The colours on this toy are very dull at first glance, but if you look closely, you can see more variety. The majority of the Spinosaurus is painted in grey, but the armour on the neck is painted green and the tops of the neural spines alternate between green and blue, giving it a nice pattern when viewed in the right lighting. The teeth are painted in a dull white and the tongue and mouth interior are painted purple.

Overall, this makes for a excellent toy, but a only decent replica of Spinosaurus. It really was not made to be included among the likes of CollectA or Safari figures, and it is aimed at a much younger age group than most other toys we review on this blog. The soft materials make it ideal for very rough play should you (or your child) wish it to clash with other dinosaur toys. As of now, the only place you can find it at is DeJankins, which just got its replenishment orders in as of the time of this writing.

Neanderthal (Starlux)

Review and photographs by Indohyus, edited by Suspsy

Time and new discoveries are incredible for changing ideas and concepts in every field of science and nature. Such is the way with the genus Homo, of which we humans are now the only living members. Our closest cousins, the Neanderthals, are an example of this change. The old views of them being stumbling brutes, only capable of grunting and violence are gone, with new discoveries showing that they had a form of language, cave paintings, and adornments (although they were still capable of being violent). There aren’t many figures of Neanderthals, however, possibly due to being too close to humans. Of course, the original dino toy line, Starlux, had their own examples.
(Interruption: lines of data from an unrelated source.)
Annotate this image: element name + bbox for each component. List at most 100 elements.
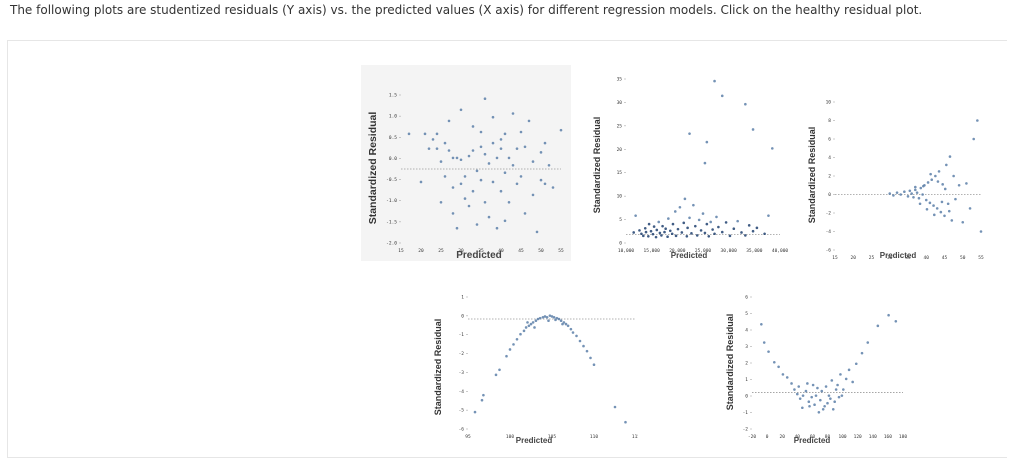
data-point (508, 348, 512, 351)
data-point (547, 319, 550, 322)
data-point (695, 234, 699, 237)
data-point (831, 407, 835, 411)
data-point (860, 351, 864, 355)
data-point (957, 183, 961, 187)
data-point (557, 317, 561, 321)
residual-plot-3[interactable]: 15 20 25 30 35 40 45 50 55 10 8 6 4 2 0 -2 -4 -6 Standard… (803, 65, 988, 262)
data-point (747, 224, 751, 227)
y-tick-label: -4 (459, 389, 465, 395)
x-tick-label: 140 (869, 434, 877, 440)
data-point (713, 232, 716, 236)
data-point (499, 138, 503, 141)
residual-plot-5[interactable]: -20 0 20 40 60 80 100 120 140 160 180 6 5 4 3 2 1 0 -1 -2 S… (720, 267, 920, 452)
data-point (592, 363, 596, 366)
data-point (961, 220, 965, 224)
y-tick-label: -6 (826, 248, 832, 254)
data-point (649, 229, 653, 233)
data-point (804, 389, 808, 393)
data-point (673, 210, 677, 213)
y-tick-label: -0.5 (386, 177, 397, 183)
data-point (686, 226, 689, 230)
data-point (740, 231, 743, 234)
data-point (823, 404, 826, 408)
data-point (455, 226, 459, 230)
data-point (701, 212, 705, 215)
residual-plot-4[interactable]: 95 100 105 110 115 1 0 -1 -2 -3 -4 -5 -6 Standardize… (428, 267, 638, 452)
data-point (928, 201, 932, 205)
data-point (487, 162, 491, 165)
data-point (519, 332, 522, 336)
data-point (844, 377, 848, 381)
data-point (647, 234, 650, 238)
data-point (515, 338, 519, 341)
y-tick-label: -5 (459, 408, 465, 414)
data-point (559, 128, 563, 132)
data-point (539, 178, 543, 182)
x-tick-label: 60 (810, 434, 816, 440)
y-tick-label: 2 (745, 361, 748, 367)
data-point (887, 313, 890, 317)
x-axis-label: Predicted (880, 251, 917, 260)
x-tick-label: 40,000 (772, 248, 788, 254)
data-point (491, 180, 495, 184)
data-point (699, 229, 703, 232)
data-point (512, 343, 515, 346)
data-point (479, 130, 483, 134)
data-point (952, 174, 955, 178)
data-point (534, 319, 538, 322)
data-point (854, 362, 858, 366)
x-tick-label: 50 (960, 255, 966, 261)
x-tick-label: 30 (458, 248, 464, 254)
data-point (531, 321, 535, 324)
x-tick-label: 20 (418, 248, 424, 254)
data-point (447, 149, 451, 152)
data-point (624, 420, 627, 424)
data-point (527, 119, 531, 123)
data-point (943, 214, 946, 218)
x-tick-label: 40 (924, 255, 930, 261)
x-tick-label: 15,000 (644, 248, 661, 254)
x-tick-label: 25,000 (695, 248, 712, 254)
data-point (932, 204, 935, 207)
data-point (467, 204, 471, 208)
x-tick-label: 45 (518, 248, 524, 254)
data-point (947, 209, 951, 213)
y-tick-label: -3 (459, 370, 465, 376)
data-point (772, 360, 776, 364)
x-tick-label: 45 (942, 255, 948, 261)
data-point (550, 315, 554, 318)
data-point (767, 350, 770, 353)
data-point (566, 324, 570, 328)
data-point (423, 132, 427, 136)
data-point (895, 191, 899, 194)
question-text: The following plots are studentized resi… (10, 3, 923, 17)
data-point (487, 215, 491, 219)
x-tick-label: 95 (465, 434, 471, 440)
plots-panel: 15 20 25 30 35 40 45 50 55 1.5 1.0 0.5 0.0 -0.5 -1.0 -1… (7, 40, 1007, 458)
y-tick-label: 30 (617, 100, 623, 106)
data-point (498, 368, 501, 372)
data-point (644, 230, 648, 234)
data-point (571, 331, 575, 334)
data-point (705, 140, 709, 144)
data-point (806, 382, 809, 385)
residual-plot-2[interactable]: 10,000 15,000 20,000 25,000 30,000 35,000 40,0… (588, 65, 788, 261)
x-tick-label: 40 (795, 434, 801, 440)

The figure is a similar size to other Starlux figures, being 3.7” high (from base to club) and 1.8” wide. The colouring is based on the Caucasian skin complexion of certain modern humans, likely because Neanderthals are our evolutionary cousins. The pose is certainly of the time: very dynamic, maybe about to strike down prey. Feels a bit Wacky Races to me, but it’s passable.

Despite the older look, this figure does look pretty accurate for a hominid. The musculature is correct for the skeletal structure, and appears reasonably robust and rounded, at least in comparison to the human figures that Starlux produced. Even the hair seems accurate to modern ideas, though slightly too dark. Not too bad. Though the clothing doesn’t all the way around the crotch, no genitalia is present.

Overall, this isn’t too bad, despite the age. With CollectA and Safari producing Neanderthal figures of higher quality, you can overlook this figure, but this is still worth considering. They pop up on French eBay seller sites fairly frequently, so the choice is yours.

A final (obligatory) warning: the Starlux figures are made with different plastics to modern lines and are much more brittle. Most of the versions of this model have small bumps coming out of the club, but this one’s looks like they were knocked off. Proceed with caution.